We also need to stop preaching at people about climate disasters. Drop the apocalyptic language. Just talk, as Biden did, about energy savings through weatherization for working families. Emphasize the jobs to be created in solar and wind and conservation. In fact, if you can expunge the phrase “climate change” from your vocabulary please do so now. Have you noticed that being apoplectic about it is getting us nowhere?
There’s no point in even mentioning guns. Look, I’m a gun owner who is for the strongest gun control laws we can get. But you know what? Right now in Wisconsin and nationally the strongest gun control we can get is none.

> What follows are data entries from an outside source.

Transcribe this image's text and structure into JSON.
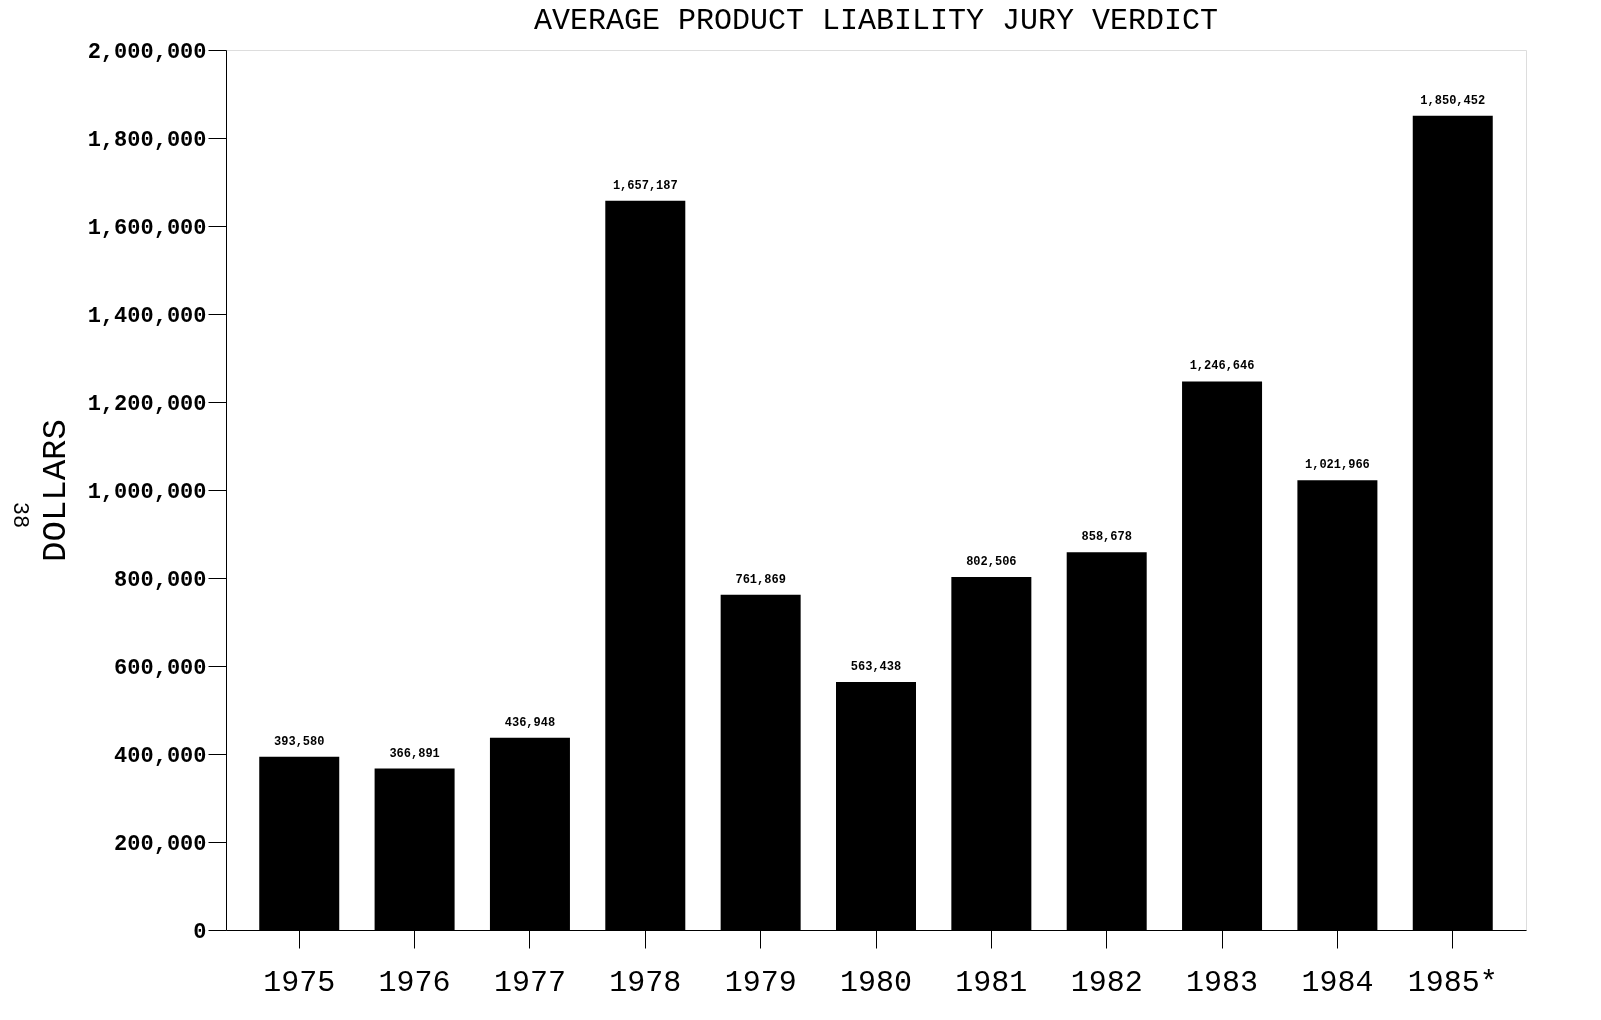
{
  "chart_data": {
    "type": "bar",
    "title": "AVERAGE PRODUCT LIABILITY JURY VERDICT",
    "ylabel": "DOLLARS",
    "categories": [
      "1975",
      "1976",
      "1977",
      "1978",
      "1979",
      "1980",
      "1981",
      "1982",
      "1983",
      "1984",
      "1985*"
    ],
    "values": [
      393580,
      366891,
      436948,
      1657187,
      761869,
      563438,
      802506,
      858678,
      1246646,
      1021966,
      1850452
    ],
    "value_labels": [
      "393,580",
      "366,891",
      "436,948",
      "1,657,187",
      "761,869",
      "563,438",
      "802,506",
      "858,678",
      "1,246,646",
      "1,021,966",
      "1,850,452"
    ],
    "color": "#000000",
    "ylim": [
      0,
      2000000
    ],
    "yticks": [
      0,
      {
        "value": 200000,
        "label": "200,000"
      },
      {
        "value": 400000,
        "label": "400,000"
      },
      {
        "value": 600000,
        "label": "600,000"
      },
      {
        "value": 800000,
        "label": "800,000"
      },
      {
        "value": 1000000,
        "label": "1,000,000"
      },
      {
        "value": 1200000,
        "label": "1,200,000"
      },
      {
        "value": 1400000,
        "label": "1,400,000"
      },
      {
        "value": 1600000,
        "label": "1,600,000"
      },
      {
        "value": 1800000,
        "label": "1,800,000"
      },
      {
        "value": 2000000,
        "label": "2,000,000"
      }
    ],
    "grid": false,
    "annotations": [
      "38"
    ]
  }
}
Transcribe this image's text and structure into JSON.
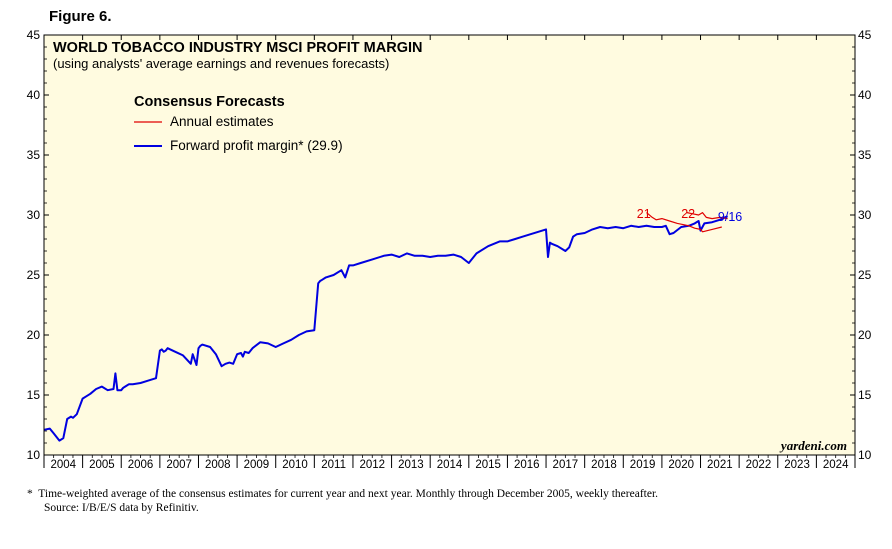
{
  "figure_label": "Figure 6.",
  "chart_data": {
    "type": "line",
    "title": "WORLD TOBACCO INDUSTRY MSCI PROFIT MARGIN",
    "subtitle": "(using analysts' average earnings and revenues forecasts)",
    "legend_title": "Consensus Forecasts",
    "legend": [
      {
        "label": "Annual estimates",
        "color": "#e00000"
      },
      {
        "label": "Forward profit margin* (29.9)",
        "color": "#0000e0"
      }
    ],
    "watermark": "yardeni.com",
    "ylim": [
      10,
      45
    ],
    "yticks": [
      10,
      15,
      20,
      25,
      30,
      35,
      40,
      45
    ],
    "xlim": [
      2004,
      2025
    ],
    "xtick_labels": [
      "2004",
      "2005",
      "2006",
      "2007",
      "2008",
      "2009",
      "2010",
      "2011",
      "2012",
      "2013",
      "2014",
      "2015",
      "2016",
      "2017",
      "2018",
      "2019",
      "2020",
      "2021",
      "2022",
      "2023",
      "2024"
    ],
    "background": "#fffbe0",
    "annotations": [
      {
        "text": "21",
        "x": 2019.35,
        "y": 30.1,
        "color": "#e00000"
      },
      {
        "text": "22",
        "x": 2020.5,
        "y": 30.1,
        "color": "#e00000"
      },
      {
        "text": "9/16",
        "x": 2021.45,
        "y": 29.85,
        "color": "#0000e0"
      }
    ],
    "series": [
      {
        "name": "Forward profit margin* (29.9)",
        "color": "#0000e0",
        "x": [
          2004.0,
          2004.15,
          2004.25,
          2004.4,
          2004.5,
          2004.6,
          2004.7,
          2004.75,
          2004.85,
          2005.0,
          2005.1,
          2005.2,
          2005.35,
          2005.5,
          2005.65,
          2005.8,
          2005.85,
          2005.9,
          2006.0,
          2006.05,
          2006.1,
          2006.2,
          2006.3,
          2006.5,
          2006.7,
          2006.9,
          2007.0,
          2007.05,
          2007.1,
          2007.15,
          2007.2,
          2007.4,
          2007.6,
          2007.8,
          2007.85,
          2007.95,
          2008.0,
          2008.05,
          2008.1,
          2008.3,
          2008.45,
          2008.6,
          2008.7,
          2008.8,
          2008.9,
          2009.0,
          2009.1,
          2009.15,
          2009.2,
          2009.3,
          2009.4,
          2009.6,
          2009.8,
          2010.0,
          2010.2,
          2010.4,
          2010.6,
          2010.8,
          2011.0,
          2011.1,
          2011.15,
          2011.2,
          2011.3,
          2011.5,
          2011.7,
          2011.8,
          2011.9,
          2012.0,
          2012.2,
          2012.5,
          2012.8,
          2013.0,
          2013.2,
          2013.4,
          2013.6,
          2013.8,
          2014.0,
          2014.2,
          2014.4,
          2014.6,
          2014.8,
          2015.0,
          2015.2,
          2015.5,
          2015.8,
          2016.0,
          2016.2,
          2016.4,
          2016.6,
          2016.8,
          2017.0,
          2017.05,
          2017.1,
          2017.15,
          2017.3,
          2017.5,
          2017.6,
          2017.7,
          2017.8,
          2018.0,
          2018.2,
          2018.4,
          2018.6,
          2018.8,
          2019.0,
          2019.2,
          2019.4,
          2019.6,
          2019.8,
          2020.0,
          2020.1,
          2020.2,
          2020.3,
          2020.5,
          2020.7,
          2020.85,
          2020.95,
          2021.0,
          2021.1,
          2021.3,
          2021.5,
          2021.7
        ],
        "values": [
          12.1,
          12.2,
          11.8,
          11.2,
          11.4,
          13.0,
          13.2,
          13.1,
          13.4,
          14.7,
          14.9,
          15.1,
          15.5,
          15.7,
          15.4,
          15.5,
          16.8,
          15.4,
          15.4,
          15.6,
          15.7,
          15.9,
          15.9,
          16.0,
          16.2,
          16.4,
          18.7,
          18.8,
          18.6,
          18.7,
          18.9,
          18.6,
          18.3,
          17.6,
          18.4,
          17.5,
          18.9,
          19.1,
          19.2,
          19.0,
          18.4,
          17.4,
          17.6,
          17.7,
          17.6,
          18.4,
          18.5,
          18.2,
          18.6,
          18.5,
          18.9,
          19.4,
          19.3,
          19.0,
          19.3,
          19.6,
          20.0,
          20.3,
          20.4,
          24.3,
          24.5,
          24.6,
          24.8,
          25.0,
          25.4,
          24.8,
          25.8,
          25.8,
          26.0,
          26.3,
          26.6,
          26.7,
          26.5,
          26.8,
          26.6,
          26.6,
          26.5,
          26.6,
          26.6,
          26.7,
          26.5,
          26.0,
          26.8,
          27.4,
          27.8,
          27.8,
          28.0,
          28.2,
          28.4,
          28.6,
          28.8,
          26.5,
          27.7,
          27.6,
          27.4,
          27.0,
          27.3,
          28.2,
          28.4,
          28.5,
          28.8,
          29.0,
          28.9,
          29.0,
          28.9,
          29.1,
          29.0,
          29.1,
          29.0,
          29.0,
          29.1,
          28.4,
          28.5,
          29.0,
          29.1,
          29.3,
          29.5,
          28.7,
          29.3,
          29.4,
          29.6,
          29.9
        ]
      },
      {
        "name": "",
        "color": "#e00000",
        "x": [
          2019.6,
          2019.75,
          2019.85,
          2020.0,
          2020.2,
          2020.4,
          2020.55,
          2020.7,
          2020.85,
          2021.0,
          2021.05,
          2021.3,
          2021.55
        ],
        "values": [
          30.2,
          29.8,
          29.6,
          29.7,
          29.5,
          29.3,
          29.2,
          29.1,
          28.9,
          28.8,
          28.6,
          28.8,
          29.0
        ]
      },
      {
        "name": "",
        "color": "#e00000",
        "x": [
          2020.65,
          2020.8,
          2020.95,
          2021.05,
          2021.15,
          2021.3,
          2021.5,
          2021.7
        ],
        "values": [
          30.2,
          30.1,
          30.0,
          30.2,
          29.8,
          29.7,
          29.8,
          29.7
        ]
      }
    ]
  },
  "footnote": "*  Time-weighted average of the consensus estimates for current year and next year. Monthly through December 2005, weekly thereafter.",
  "source": "Source: I/B/E/S data by Refinitiv."
}
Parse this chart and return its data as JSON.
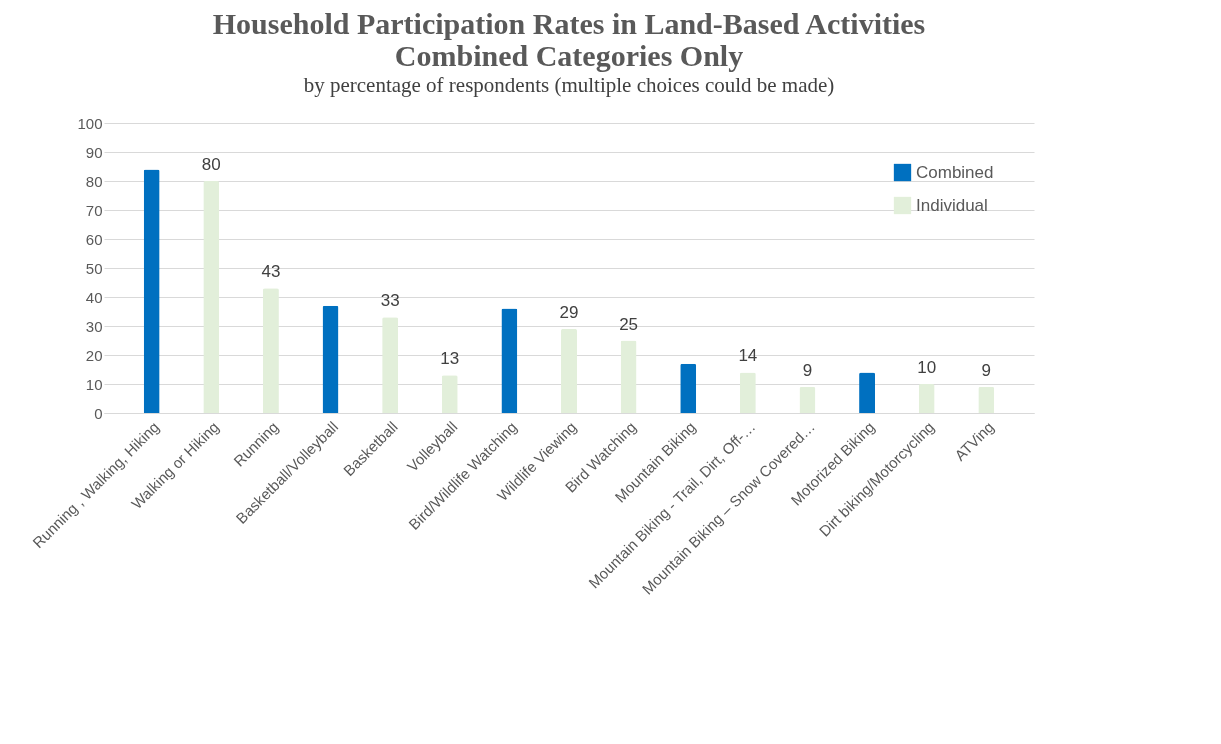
{
  "chart_data": {
    "type": "bar",
    "title": [
      "Household Participation Rates in Land-Based Activities",
      "Combined Categories Only"
    ],
    "subtitle": "by percentage of respondents (multiple choices could be made)",
    "categories": [
      "Running , Walking, Hiking",
      "Walking or Hiking",
      "Running",
      "Basketball/Volleyball",
      "Basketball",
      "Volleyball",
      "Bird/Wildlife Watching",
      "Wildlife Viewing",
      "Bird Watching",
      "Mountain Biking",
      "Mountain Biking - Trail, Dirt, Off-…",
      "Mountain Biking – Snow Covered…",
      "Motorized Biking",
      "Dirt biking/Motorcycling",
      "ATVing"
    ],
    "series": [
      {
        "name": "Combined",
        "color": "#0070c0",
        "values": [
          84,
          null,
          null,
          37,
          null,
          null,
          36,
          null,
          null,
          17,
          null,
          null,
          14,
          null,
          null
        ]
      },
      {
        "name": "Individual",
        "color": "#e2efda",
        "values": [
          null,
          80,
          43,
          null,
          33,
          13,
          null,
          29,
          25,
          null,
          14,
          9,
          null,
          10,
          9
        ],
        "value_labels": [
          null,
          "80",
          "43",
          null,
          "33",
          "13",
          null,
          "29",
          "25",
          null,
          "14",
          "9",
          null,
          "10",
          "9"
        ]
      }
    ],
    "ylim": [
      0,
      100
    ],
    "yticks": [
      0,
      10,
      20,
      30,
      40,
      50,
      60,
      70,
      80,
      90,
      100
    ],
    "grid": "y",
    "legend": "top right"
  }
}
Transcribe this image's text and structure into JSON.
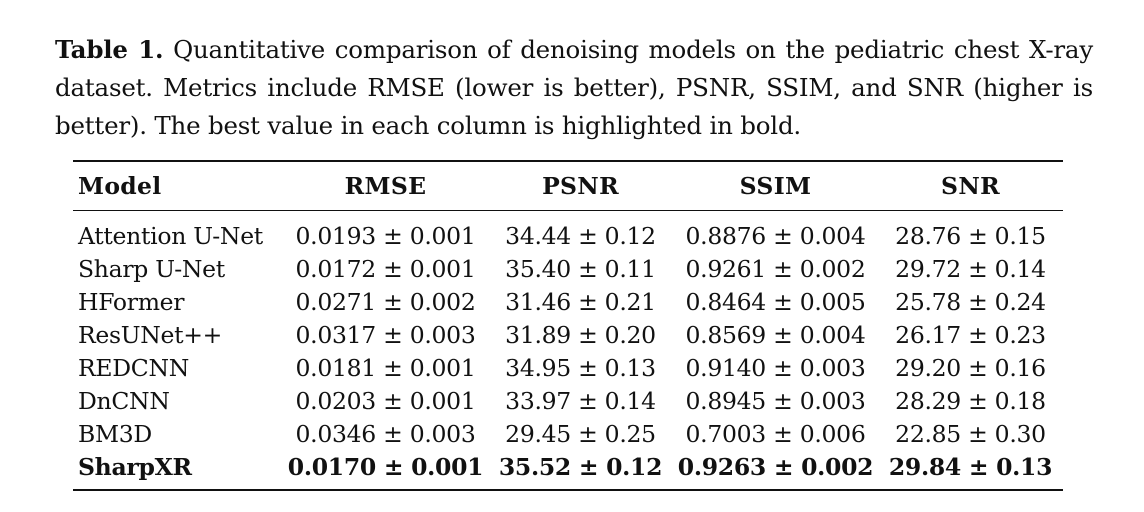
{
  "caption": {
    "label": "Table 1.",
    "text": "Quantitative comparison of denoising models on the pediatric chest X-ray dataset. Metrics include RMSE (lower is better), PSNR, SSIM, and SNR (higher is better). The best value in each column is highlighted in bold."
  },
  "table": {
    "headers": [
      "Model",
      "RMSE",
      "PSNR",
      "SSIM",
      "SNR"
    ],
    "rows": [
      [
        "Attention U-Net",
        "0.0193 ± 0.001",
        "34.44 ± 0.12",
        "0.8876 ± 0.004",
        "28.76 ± 0.15"
      ],
      [
        "Sharp U-Net",
        "0.0172 ± 0.001",
        "35.40 ± 0.11",
        "0.9261 ± 0.002",
        "29.72 ± 0.14"
      ],
      [
        "HFormer",
        "0.0271 ± 0.002",
        "31.46 ± 0.21",
        "0.8464 ± 0.005",
        "25.78 ± 0.24"
      ],
      [
        "ResUNet++",
        "0.0317 ± 0.003",
        "31.89 ± 0.20",
        "0.8569 ± 0.004",
        "26.17 ± 0.23"
      ],
      [
        "REDCNN",
        "0.0181 ± 0.001",
        "34.95 ± 0.13",
        "0.9140 ± 0.003",
        "29.20 ± 0.16"
      ],
      [
        "DnCNN",
        "0.0203 ± 0.001",
        "33.97 ± 0.14",
        "0.8945 ± 0.003",
        "28.29 ± 0.18"
      ],
      [
        "BM3D",
        "0.0346 ± 0.003",
        "29.45 ± 0.25",
        "0.7003 ± 0.006",
        "22.85 ± 0.30"
      ],
      [
        "SharpXR",
        "0.0170 ± 0.001",
        "35.52 ± 0.12",
        "0.9263 ± 0.002",
        "29.84 ± 0.13"
      ]
    ],
    "best_row": 7
  }
}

It’s a waste of time and political capital to even raise the issue. So don’t.
What Democrats need to do is ask people what they care about and then talk about that in plain English, what former Obama aide David Shor has called “popularism.” But even polling can be misleading. For example, Democrats asked people what they thought about parts of Build Back Better, like free child care and paid family leave, and they found that those things were popular. But when, during the BBB debate, voters were asked an open-ended question about what was important to them, nobody mentioned family leave or child care. They talked about COVID and inflation.
So, it’s important to know what the top issues of the moment are for the bulk of voters, and speak directly to those. BBB was essentially a laundry list of what liberal activists thought Americans should want, not a list of things they actually most cared about at the moment. It wasn’t that BBB was unpopular; it was beside the point.
Along these lines, I’ve been impressed by new Milwaukee Acting Mayor Cavalier Johnson. He easily won his primary and will cruise to victory in April by emphasizing his concern about violent crime and reckless driving. It’s those kinds of immediate worries that other mayors like New York City’s Eric Adams and San Francisco's London Breed have also hit on. Not incidentally, all three mayors are people of color.
If the overwhelming margins in the recalls of three hard-left San Francisco school board members weren’t a wake-up call for Democrats, I don't know what could be. By the way, the liberal Mayor Breed supported those recalls.
So, if you’re a Dane County liberal and you don't want to spend the next 10 years moping around, you need to get with the program. You need to understand that the state outside of your bubble just doesn’t think or talk like you do. That doesn’t make your fellow Wisconsinites bad or racist or dumb. I’m convinced that a fair number of people oppose liberal policies they would otherwise support just because they cannot stand liberals.
It comes down to this, people. Do you want to wallow in your gerrymandered victimhood for another decade or do you want to figure out how to change so that you can govern again?